Leonard Swett (Chicago Tribune)

“Leonard Swett Is Dead,” Chicago (IL) Tribune, June 9, 1889, p. 9: 3-4.

At Bloomington he became a close friend of Judge David Davis. In his travels through the Eighth Judicial District in the years between 1850 and 1860 he met Lincoln, often practiced in the same courts with him, and they became the warmest of personal friends. The admiration of each man for the other was genuine and strong.

Judge Davis and Mr. Swett both appreciated Lincoln. They saw that he was the man the Nation needed, and it was largely their efforts which led to Lincoln’s nomination. Mr.
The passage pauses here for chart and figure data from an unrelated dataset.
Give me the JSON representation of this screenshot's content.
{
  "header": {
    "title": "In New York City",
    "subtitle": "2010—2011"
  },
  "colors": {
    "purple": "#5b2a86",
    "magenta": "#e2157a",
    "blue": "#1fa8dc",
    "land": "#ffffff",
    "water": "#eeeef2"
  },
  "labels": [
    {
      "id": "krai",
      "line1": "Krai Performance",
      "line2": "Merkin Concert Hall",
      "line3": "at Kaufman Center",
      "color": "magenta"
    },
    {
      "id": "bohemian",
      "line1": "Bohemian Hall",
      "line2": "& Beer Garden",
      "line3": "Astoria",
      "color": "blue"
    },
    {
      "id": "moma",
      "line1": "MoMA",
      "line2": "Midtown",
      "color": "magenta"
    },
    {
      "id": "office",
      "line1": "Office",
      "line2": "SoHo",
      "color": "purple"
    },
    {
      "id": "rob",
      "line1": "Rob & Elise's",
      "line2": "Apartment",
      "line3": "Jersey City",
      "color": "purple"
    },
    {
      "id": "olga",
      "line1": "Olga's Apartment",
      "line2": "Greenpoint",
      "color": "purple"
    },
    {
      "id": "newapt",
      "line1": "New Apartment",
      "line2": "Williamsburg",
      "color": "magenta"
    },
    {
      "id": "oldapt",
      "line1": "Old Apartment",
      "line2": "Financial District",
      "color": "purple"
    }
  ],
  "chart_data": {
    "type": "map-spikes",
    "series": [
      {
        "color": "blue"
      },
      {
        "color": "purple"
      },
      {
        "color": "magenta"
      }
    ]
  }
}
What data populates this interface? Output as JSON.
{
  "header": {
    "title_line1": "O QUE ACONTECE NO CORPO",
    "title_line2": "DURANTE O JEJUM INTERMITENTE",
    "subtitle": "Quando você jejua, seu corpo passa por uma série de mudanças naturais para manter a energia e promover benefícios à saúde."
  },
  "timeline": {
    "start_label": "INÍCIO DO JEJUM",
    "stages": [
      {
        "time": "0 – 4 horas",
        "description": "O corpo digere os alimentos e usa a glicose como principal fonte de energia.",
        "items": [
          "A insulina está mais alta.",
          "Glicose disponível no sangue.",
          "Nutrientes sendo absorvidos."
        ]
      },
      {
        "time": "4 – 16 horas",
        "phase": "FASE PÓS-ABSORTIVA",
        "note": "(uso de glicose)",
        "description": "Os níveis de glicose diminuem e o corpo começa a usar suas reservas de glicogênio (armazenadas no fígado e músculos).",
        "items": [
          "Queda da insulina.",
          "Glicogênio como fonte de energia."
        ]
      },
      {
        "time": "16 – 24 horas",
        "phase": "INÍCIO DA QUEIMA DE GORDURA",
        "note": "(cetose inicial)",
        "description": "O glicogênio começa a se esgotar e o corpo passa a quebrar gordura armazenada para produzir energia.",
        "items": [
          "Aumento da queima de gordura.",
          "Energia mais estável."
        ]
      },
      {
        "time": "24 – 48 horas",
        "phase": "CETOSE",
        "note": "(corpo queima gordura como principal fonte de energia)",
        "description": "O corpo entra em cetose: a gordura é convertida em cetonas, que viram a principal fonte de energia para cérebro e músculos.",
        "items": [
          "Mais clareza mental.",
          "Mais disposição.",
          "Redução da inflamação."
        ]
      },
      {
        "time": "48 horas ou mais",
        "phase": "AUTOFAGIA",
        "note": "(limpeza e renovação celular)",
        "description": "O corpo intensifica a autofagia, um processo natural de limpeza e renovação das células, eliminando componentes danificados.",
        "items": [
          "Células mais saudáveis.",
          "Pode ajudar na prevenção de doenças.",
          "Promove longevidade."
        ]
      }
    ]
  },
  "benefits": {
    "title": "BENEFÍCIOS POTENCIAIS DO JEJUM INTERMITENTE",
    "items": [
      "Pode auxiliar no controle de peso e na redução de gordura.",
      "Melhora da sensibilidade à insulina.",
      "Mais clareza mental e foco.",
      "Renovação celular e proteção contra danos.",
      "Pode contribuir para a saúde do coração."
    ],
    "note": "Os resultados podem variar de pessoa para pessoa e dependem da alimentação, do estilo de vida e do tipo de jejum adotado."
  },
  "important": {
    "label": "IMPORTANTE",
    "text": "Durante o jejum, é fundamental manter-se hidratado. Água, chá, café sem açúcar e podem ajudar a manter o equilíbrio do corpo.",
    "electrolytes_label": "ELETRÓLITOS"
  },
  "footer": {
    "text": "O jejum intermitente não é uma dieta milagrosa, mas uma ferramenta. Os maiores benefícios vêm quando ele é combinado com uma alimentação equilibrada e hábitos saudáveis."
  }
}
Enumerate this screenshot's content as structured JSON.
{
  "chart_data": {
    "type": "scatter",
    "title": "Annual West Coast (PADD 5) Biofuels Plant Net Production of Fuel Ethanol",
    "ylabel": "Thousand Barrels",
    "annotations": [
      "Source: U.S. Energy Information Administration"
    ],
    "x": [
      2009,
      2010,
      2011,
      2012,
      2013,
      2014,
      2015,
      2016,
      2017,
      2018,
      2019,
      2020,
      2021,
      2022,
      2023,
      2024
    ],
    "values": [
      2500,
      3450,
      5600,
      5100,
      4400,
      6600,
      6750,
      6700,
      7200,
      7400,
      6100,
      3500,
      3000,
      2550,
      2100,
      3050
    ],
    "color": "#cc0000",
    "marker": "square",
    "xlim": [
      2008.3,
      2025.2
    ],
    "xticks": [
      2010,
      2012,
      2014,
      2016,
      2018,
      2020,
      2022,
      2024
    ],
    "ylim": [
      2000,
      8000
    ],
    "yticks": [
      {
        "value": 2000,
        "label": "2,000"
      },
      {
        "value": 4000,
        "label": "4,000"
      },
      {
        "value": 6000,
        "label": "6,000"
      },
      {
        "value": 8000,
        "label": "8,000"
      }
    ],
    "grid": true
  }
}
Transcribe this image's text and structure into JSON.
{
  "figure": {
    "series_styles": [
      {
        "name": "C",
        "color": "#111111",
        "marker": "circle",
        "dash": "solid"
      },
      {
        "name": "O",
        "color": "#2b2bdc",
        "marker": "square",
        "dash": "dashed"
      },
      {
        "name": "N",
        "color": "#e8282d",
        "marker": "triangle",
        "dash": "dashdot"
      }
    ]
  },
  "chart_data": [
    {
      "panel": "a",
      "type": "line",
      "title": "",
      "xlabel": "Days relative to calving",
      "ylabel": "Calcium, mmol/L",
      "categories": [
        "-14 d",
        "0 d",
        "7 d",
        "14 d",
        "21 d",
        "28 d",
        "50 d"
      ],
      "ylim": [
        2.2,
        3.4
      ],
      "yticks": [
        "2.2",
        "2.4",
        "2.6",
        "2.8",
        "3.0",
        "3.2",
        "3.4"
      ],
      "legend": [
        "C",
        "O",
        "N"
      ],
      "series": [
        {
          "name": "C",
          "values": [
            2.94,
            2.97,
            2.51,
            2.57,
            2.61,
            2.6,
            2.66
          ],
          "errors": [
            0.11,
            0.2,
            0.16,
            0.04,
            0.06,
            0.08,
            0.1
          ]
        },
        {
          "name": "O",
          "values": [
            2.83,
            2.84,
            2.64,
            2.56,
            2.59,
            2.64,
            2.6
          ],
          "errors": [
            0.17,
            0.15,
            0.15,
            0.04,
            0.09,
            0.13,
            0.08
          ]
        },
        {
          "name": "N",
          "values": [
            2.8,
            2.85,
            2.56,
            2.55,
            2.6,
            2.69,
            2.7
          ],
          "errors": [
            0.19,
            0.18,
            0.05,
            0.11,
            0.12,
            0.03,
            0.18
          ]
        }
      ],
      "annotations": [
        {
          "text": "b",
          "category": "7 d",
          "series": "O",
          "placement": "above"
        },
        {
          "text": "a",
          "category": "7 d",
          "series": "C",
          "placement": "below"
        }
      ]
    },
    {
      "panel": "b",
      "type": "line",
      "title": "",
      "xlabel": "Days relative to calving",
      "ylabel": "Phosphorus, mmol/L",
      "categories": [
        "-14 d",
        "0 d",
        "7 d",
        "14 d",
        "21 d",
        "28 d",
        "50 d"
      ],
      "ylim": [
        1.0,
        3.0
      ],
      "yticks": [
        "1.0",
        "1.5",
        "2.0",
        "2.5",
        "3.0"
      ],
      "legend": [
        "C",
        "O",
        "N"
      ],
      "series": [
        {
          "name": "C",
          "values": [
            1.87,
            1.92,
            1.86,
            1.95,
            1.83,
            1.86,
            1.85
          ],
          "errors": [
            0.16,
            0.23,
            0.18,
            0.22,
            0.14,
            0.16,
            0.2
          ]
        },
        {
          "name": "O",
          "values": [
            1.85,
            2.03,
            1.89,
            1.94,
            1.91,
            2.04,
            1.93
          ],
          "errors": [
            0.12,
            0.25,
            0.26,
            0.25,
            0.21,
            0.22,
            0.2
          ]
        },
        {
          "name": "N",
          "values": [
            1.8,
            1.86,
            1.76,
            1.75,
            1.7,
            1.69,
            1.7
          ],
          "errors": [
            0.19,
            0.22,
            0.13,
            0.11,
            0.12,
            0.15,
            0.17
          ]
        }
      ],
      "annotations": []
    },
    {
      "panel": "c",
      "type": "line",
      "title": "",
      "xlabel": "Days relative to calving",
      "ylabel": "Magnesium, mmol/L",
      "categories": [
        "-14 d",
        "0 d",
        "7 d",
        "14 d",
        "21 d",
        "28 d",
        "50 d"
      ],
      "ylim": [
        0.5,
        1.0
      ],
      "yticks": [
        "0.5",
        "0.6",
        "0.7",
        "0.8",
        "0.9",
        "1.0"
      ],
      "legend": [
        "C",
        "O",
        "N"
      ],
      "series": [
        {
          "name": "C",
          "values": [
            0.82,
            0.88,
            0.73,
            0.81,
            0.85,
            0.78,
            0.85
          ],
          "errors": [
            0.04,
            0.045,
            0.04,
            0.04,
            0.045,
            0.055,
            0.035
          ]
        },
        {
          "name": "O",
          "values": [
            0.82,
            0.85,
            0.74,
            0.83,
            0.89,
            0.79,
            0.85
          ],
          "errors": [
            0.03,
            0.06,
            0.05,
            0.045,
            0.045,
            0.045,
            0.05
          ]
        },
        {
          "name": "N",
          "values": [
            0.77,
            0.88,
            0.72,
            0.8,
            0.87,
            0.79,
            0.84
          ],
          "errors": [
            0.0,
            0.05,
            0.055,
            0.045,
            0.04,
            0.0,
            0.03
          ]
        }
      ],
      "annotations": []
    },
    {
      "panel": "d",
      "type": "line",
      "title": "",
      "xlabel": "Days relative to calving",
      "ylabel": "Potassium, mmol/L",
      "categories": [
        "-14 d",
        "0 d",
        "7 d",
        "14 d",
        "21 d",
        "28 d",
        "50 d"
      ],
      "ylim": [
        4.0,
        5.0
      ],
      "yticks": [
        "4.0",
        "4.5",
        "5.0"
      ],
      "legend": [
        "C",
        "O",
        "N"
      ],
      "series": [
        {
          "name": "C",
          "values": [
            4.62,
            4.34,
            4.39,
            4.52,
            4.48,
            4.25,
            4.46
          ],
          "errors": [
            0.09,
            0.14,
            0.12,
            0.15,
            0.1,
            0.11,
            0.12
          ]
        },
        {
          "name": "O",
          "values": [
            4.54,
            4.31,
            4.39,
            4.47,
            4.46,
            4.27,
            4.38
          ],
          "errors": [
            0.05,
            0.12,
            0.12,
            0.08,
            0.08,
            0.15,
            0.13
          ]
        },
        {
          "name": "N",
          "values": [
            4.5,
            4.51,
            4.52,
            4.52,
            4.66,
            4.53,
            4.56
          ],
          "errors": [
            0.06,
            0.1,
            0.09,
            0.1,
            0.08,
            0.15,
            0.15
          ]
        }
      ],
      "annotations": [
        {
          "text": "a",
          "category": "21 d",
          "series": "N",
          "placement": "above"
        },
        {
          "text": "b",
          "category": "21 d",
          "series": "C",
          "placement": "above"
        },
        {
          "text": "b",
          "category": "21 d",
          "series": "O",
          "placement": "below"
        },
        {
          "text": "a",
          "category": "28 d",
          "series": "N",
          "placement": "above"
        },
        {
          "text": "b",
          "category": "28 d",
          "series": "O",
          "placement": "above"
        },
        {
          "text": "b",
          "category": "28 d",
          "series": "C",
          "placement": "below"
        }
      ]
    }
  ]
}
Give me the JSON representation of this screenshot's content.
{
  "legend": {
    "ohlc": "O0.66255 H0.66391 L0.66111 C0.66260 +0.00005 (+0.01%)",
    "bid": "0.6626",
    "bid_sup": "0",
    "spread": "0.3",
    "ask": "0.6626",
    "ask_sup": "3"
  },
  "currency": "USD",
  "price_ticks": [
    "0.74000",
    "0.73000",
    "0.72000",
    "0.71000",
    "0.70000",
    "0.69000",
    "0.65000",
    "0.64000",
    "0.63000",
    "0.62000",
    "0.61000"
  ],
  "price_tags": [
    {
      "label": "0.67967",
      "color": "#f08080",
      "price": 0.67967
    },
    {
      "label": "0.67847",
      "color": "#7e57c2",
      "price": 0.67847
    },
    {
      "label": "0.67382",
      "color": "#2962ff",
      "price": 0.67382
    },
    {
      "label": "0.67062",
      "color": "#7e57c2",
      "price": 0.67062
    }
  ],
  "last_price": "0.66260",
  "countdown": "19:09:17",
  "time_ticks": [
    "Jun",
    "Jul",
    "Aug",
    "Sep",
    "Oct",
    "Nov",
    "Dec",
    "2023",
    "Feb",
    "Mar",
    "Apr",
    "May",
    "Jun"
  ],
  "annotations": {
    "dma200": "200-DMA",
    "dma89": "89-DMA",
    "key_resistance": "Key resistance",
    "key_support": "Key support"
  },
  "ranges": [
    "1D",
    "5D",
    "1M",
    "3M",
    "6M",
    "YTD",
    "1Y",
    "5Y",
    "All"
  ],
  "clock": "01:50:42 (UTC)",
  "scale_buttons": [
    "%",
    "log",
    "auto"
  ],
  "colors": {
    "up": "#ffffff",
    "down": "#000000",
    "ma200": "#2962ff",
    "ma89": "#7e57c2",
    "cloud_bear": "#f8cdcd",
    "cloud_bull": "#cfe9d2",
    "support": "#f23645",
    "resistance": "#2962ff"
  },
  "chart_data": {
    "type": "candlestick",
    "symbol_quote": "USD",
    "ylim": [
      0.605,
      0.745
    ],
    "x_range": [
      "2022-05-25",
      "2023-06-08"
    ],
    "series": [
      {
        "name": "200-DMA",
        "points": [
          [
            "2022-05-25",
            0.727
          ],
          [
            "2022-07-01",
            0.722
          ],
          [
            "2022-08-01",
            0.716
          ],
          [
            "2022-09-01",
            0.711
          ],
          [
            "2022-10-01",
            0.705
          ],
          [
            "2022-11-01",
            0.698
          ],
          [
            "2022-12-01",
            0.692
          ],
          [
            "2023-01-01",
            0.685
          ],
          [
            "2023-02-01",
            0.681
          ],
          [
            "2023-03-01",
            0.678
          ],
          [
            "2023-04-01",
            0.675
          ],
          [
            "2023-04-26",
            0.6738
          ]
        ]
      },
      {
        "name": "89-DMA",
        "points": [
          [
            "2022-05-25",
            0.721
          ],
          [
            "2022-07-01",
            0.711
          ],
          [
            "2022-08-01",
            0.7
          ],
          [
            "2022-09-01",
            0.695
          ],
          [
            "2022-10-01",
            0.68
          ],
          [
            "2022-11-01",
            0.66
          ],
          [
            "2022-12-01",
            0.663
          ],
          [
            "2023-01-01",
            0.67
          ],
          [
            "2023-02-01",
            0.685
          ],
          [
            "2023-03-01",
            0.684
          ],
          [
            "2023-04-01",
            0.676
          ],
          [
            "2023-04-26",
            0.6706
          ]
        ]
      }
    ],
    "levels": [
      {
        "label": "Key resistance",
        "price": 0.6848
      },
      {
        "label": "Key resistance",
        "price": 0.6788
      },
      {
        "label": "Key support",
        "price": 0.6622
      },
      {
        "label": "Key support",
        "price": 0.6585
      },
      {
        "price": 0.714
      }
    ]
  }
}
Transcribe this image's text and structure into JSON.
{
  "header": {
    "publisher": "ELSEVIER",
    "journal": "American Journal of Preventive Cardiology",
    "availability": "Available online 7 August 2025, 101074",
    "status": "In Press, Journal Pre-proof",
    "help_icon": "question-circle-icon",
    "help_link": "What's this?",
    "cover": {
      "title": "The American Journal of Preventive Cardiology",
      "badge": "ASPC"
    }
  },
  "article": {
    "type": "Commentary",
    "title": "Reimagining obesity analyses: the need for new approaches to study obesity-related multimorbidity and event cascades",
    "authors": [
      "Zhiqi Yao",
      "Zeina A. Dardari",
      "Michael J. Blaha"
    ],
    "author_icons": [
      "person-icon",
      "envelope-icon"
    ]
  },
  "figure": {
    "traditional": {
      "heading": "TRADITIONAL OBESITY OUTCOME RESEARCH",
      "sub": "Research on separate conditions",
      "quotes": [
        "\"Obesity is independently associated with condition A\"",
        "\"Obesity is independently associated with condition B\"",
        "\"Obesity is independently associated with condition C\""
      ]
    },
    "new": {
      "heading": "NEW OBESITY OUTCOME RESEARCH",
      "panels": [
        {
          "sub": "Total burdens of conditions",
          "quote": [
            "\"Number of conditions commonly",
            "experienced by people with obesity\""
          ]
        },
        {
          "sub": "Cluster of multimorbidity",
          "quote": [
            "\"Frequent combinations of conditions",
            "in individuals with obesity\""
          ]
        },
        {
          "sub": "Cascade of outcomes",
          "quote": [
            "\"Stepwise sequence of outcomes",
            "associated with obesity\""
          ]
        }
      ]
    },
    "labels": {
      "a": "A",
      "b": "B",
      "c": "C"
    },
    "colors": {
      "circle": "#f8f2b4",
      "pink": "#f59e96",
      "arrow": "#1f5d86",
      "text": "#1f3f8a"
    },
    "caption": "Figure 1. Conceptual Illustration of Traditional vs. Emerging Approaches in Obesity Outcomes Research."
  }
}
Swett was a prime mover in this and was a controlling influence in planning and executing that remarkable campaign which resulted in his nomination and election.

The political prominence which his successful championship of Lincoln brought led to his being the most prominent candidate for Governor of Illinois. He was defeated in the convention by the supporters of all the other candidates, who united on “Dick” Yates. After Lincoln’s election Mr. Swett went to Washington to urge the appointment of Judge Davis to the Supreme Bench. Judge Davis had but a local reputation. He was opposed by O. H. Browning, a man of National repute who had already made his mark in the United States Senate. Lincoln heard Mr. Swett’s plan and said: “But what will I do with you?”

“I’ll give you a receipt in full,” said Mr. Swett, “but if anything ever does come around to me give me something that will pay.”